I was born with a bicuspid aortic valve—a valve that has two flaps or cusps, instead of three. Because of it, at age 52 I had an aortic aneurysm. By miraculous intervention, both godly and medical, it was discovered, and I had the surgery that saved my life. A new bovine valve was installed.

Afterwards I had cardiac rehab, and soon was working out. All along I knew that bovine valve would have to be replaced, but for almost 14 years, it worked just fine. Until last summer.

First, I was hospitalized with a lung infection. When I came home, I still didn’t feel right. Couldn’t go up a flight of stairs without experiencing breathlessness. One August morning I woke up and could barely breathe.

To make a long story short, I went back to the hospital and had a second surgery, getting a new valve. I felt much better.

But even after several weeks of recovery at home, life was not back to normal. I wasn’t running at home or working out. I was just too fearful about what I could do or couldn’t do. Time for cardiac rehab. Take two.

What a gift it was! I’d go to a gym affiliated with my hospital and work out with others who’d suffered similar heart incidents. What a community.

We were hooked up to monitors with a registered nurse on hand to watch our progress, checking our blood pressure and heart rate, making sure we were okay. We did cardiovascular and strength-building exercises that increased with difficulty as time progressed.

At first, I was just ambling slowly on a treadmill. By the end of two months, I was running. Just like I used to.

Because there were health experts on hand, I could be confident that I was doing the right thing. I could push myself without fears. In between workouts, we also got advice on a nutritious heart-healthy diet and counseling on leading a balanced life.

Best yet, the whole program was covered by our health insurance—the nurses, the nutritionist, the physical therapist, the aides. Like going to the best gym in town and not having to pay a cent.

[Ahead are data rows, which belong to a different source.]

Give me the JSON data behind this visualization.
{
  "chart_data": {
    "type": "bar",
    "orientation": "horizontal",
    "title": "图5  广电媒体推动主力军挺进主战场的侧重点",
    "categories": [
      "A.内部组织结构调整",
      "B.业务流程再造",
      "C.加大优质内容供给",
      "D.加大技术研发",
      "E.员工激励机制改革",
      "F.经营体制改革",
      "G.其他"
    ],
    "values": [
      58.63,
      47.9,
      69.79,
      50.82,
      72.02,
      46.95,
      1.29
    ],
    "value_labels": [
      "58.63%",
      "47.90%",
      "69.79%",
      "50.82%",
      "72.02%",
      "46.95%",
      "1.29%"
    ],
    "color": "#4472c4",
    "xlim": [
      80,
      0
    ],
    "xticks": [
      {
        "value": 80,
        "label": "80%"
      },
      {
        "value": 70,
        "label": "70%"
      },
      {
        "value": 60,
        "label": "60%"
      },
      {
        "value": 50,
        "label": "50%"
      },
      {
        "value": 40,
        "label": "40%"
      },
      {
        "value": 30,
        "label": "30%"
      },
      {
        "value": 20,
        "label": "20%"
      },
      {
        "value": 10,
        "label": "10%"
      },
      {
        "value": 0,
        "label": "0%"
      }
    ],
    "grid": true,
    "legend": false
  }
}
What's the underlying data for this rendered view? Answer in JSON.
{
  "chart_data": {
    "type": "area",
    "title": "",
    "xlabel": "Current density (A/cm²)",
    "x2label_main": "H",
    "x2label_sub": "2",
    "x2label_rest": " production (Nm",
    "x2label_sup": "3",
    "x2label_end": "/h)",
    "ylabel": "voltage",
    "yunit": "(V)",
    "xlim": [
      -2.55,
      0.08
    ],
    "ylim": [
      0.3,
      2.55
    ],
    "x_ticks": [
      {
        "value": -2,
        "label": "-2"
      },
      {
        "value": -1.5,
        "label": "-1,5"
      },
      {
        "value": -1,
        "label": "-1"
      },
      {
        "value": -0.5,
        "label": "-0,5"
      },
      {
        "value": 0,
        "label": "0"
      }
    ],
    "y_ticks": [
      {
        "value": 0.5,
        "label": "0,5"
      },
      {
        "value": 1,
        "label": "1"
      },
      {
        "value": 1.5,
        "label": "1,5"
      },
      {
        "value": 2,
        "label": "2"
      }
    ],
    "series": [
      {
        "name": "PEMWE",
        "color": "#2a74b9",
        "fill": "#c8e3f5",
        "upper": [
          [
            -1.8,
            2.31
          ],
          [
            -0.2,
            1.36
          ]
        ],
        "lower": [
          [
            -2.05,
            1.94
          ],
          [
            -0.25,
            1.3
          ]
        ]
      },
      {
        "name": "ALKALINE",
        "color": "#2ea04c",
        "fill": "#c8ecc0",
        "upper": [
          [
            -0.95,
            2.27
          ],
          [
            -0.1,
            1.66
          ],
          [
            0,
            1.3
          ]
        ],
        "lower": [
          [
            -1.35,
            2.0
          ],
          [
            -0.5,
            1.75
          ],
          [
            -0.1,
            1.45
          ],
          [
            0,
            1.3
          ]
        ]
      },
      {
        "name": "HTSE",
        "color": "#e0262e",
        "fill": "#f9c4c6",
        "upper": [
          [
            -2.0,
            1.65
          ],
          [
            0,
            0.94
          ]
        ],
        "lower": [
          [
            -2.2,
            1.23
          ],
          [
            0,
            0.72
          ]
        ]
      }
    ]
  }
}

I often recall what that first surgeon said: “Hearts can be fixed.” Yes, they can, but the body and soul also need fixing. I often reflect on what Jesus said about loving “the Lord your God with all your heart, all your soul, all your mind and all your strength.”

I, for one, wouldn’t be able to do all that without cardiac rehab. If you know of someone who might be helped by it, check it out.